Winners
2021
First Place
Sara Yousaf: "Generation of an In Vitro 3D Blood Brain Barrier Tissue for Central Nervous System (CNS) Drug Discovery and Disease Modeling"
Abstract: Brain diseases and disorders are devastating at an individual level and impaired mental health is an important issue for addressing societal well-being. Although the brain is of central issue to human health it is an extremely difficult organ to study and treat. For therapeutic applications in particular, the special blood brain barrier (BBB) presents a challenging obstacle. The absence of BBB tissue models severely limits central nervous system (CNS) drug discovery and disease modeling. Current In vivo animal models are expensive and hampered by complex, multi-cellular interactions that are difficult to decouple. To address these limitations, I propose to develop a 3D tissue model of the BBB using a tissue engineering technology that enables the 4 main brain cell types to be assembled in an architecture that is relevant for drug discovery and disease modeling of the human brain.
Second Place
Serena Yeh: "Enhanced Bioremediation: Environmental Friendly Agar-Based Fertilizers for Oil Clean Up"
Abstract: Oil pollution in oceans is a major threat to coastal shores, groundwater supplies, and most importantly, the health of marine life and humans. As natural degradation is slow and anthropogenic catalysts are environmentally unsafe or ineffective, researchers have been looking towards bioremediation, which uses natural oil-eating microorganisms to reduce the amount of oil. It has been shown that this process can also be sped up through the use of fertilizers with nutrients such as nitrogen, phosphorus, potassium, sulfur and calcium. This proposed experiment will examine the effectiveness (measured as the number of oil-eating microorganisms present in the samples after every 2 weeks) of such fertilizers compared to that of an agar-based version, which will use agar in addition to the aforementioned nutrients as a binding agent, allowing nutrients to be slowly released and preventing excess algae growth.
Third Place
Glorybelle Barrios: "On the Use of a Mediatorless Microbial Fuel Cell for the Eradication of MethylMercury Ions in Marine Food Webs"
Abstract: Impaired mental functioning, hindered growth, cerebral palsy, and weakened respiration in humans and marine organisms have each been attributed to the Pacific Ocean’s growing sink of MethylMercury ions.

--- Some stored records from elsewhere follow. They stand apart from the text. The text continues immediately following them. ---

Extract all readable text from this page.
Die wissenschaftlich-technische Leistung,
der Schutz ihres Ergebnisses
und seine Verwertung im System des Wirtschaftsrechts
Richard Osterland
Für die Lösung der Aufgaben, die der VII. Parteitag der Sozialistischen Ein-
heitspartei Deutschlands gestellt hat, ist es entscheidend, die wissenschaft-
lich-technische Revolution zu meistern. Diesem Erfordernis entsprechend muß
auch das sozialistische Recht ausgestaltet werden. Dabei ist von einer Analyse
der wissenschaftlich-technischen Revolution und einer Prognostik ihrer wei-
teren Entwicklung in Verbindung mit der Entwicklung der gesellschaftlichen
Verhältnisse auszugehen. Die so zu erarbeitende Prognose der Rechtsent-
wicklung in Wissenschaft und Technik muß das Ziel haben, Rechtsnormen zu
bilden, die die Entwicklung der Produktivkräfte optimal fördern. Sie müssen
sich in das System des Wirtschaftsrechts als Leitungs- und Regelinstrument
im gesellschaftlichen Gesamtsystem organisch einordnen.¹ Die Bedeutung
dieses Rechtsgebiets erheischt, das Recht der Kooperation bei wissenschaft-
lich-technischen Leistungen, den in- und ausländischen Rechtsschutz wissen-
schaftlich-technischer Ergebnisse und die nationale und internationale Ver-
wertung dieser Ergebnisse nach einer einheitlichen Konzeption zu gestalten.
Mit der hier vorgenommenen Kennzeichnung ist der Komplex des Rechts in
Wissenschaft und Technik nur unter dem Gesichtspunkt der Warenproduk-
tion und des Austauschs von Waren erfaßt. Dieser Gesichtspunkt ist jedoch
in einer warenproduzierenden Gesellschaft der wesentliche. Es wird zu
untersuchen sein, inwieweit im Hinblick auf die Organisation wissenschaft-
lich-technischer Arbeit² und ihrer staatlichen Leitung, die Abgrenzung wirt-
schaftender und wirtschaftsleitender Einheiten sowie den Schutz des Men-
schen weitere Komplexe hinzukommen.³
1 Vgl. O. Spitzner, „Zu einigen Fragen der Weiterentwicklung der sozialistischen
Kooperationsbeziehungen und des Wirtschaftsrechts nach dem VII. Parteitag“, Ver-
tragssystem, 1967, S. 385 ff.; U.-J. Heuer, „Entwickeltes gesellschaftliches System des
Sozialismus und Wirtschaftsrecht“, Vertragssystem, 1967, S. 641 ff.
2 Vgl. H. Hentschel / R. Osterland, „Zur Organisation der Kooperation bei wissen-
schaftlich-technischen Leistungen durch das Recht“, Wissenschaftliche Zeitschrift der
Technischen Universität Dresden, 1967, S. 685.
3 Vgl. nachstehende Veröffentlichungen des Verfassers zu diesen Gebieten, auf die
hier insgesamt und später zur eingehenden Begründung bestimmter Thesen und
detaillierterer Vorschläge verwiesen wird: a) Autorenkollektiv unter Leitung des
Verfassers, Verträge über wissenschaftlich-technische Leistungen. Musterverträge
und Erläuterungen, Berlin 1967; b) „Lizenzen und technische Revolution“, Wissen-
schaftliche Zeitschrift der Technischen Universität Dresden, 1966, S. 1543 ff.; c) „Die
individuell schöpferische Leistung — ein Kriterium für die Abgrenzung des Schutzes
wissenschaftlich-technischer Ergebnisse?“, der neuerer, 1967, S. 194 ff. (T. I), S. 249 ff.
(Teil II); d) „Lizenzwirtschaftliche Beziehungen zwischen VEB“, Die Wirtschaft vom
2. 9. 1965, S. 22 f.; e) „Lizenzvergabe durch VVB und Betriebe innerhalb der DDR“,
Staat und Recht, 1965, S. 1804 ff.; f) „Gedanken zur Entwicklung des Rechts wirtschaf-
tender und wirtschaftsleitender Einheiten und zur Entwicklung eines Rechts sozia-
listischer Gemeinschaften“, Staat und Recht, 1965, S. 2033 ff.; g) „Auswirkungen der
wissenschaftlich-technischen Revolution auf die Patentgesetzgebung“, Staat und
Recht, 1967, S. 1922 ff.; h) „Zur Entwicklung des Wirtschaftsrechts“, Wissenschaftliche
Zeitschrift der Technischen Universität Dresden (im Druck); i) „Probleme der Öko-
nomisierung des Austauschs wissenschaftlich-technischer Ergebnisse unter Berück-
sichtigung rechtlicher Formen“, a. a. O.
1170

When fossil fuels are burned, forest fires ensue, and mass manufacturing occurs, Mercury filtrates into bodies of water until anaerobic microorganisms convert bioavailable, inorganic Mercury into MethylMercury ions through methylation. MethylMercury, a neurotoxin, biomagnifies (increases in concentration within the tissues of animals) as the marine and freshwater food chains progress; hence, the secondary consumers and apex predators have the largest concentrations of MethylMercury, and -as a result- the increased likelihood of adverse reproductive and neurodevelopmental effects. The mass decline of seafood in domestic water supplies and legal suits stemming from acute or chronic mercury poisoning has not solely been borne by seafood cultivators, but by indigenous communities globally as well. To eradicate the concentration of MethylMercury ions in marine food webs, the novel mechanism of microbial fuel cells with respiring microbes can be utilized to convert the MethylMercury ions into electrical energy, whilst filtrating metal remnants towards abiotic cathodes. In the cell, chemical bonds in MethylMercury (which poses as a substrate feed) are converted to electrical energy through catalytic reactions of microorganisms under anaerobic (without oxygen) conditions in an anode chamber. Thus, simultaneously removing pollutants whilst generating renewable energy. Under neutral pH conditions, utilization of graphite felt on the anode, and carbon paper on the cathode, a maximum removal efficiency of 99.54% is expected based on rates of mediated mercury contaminants.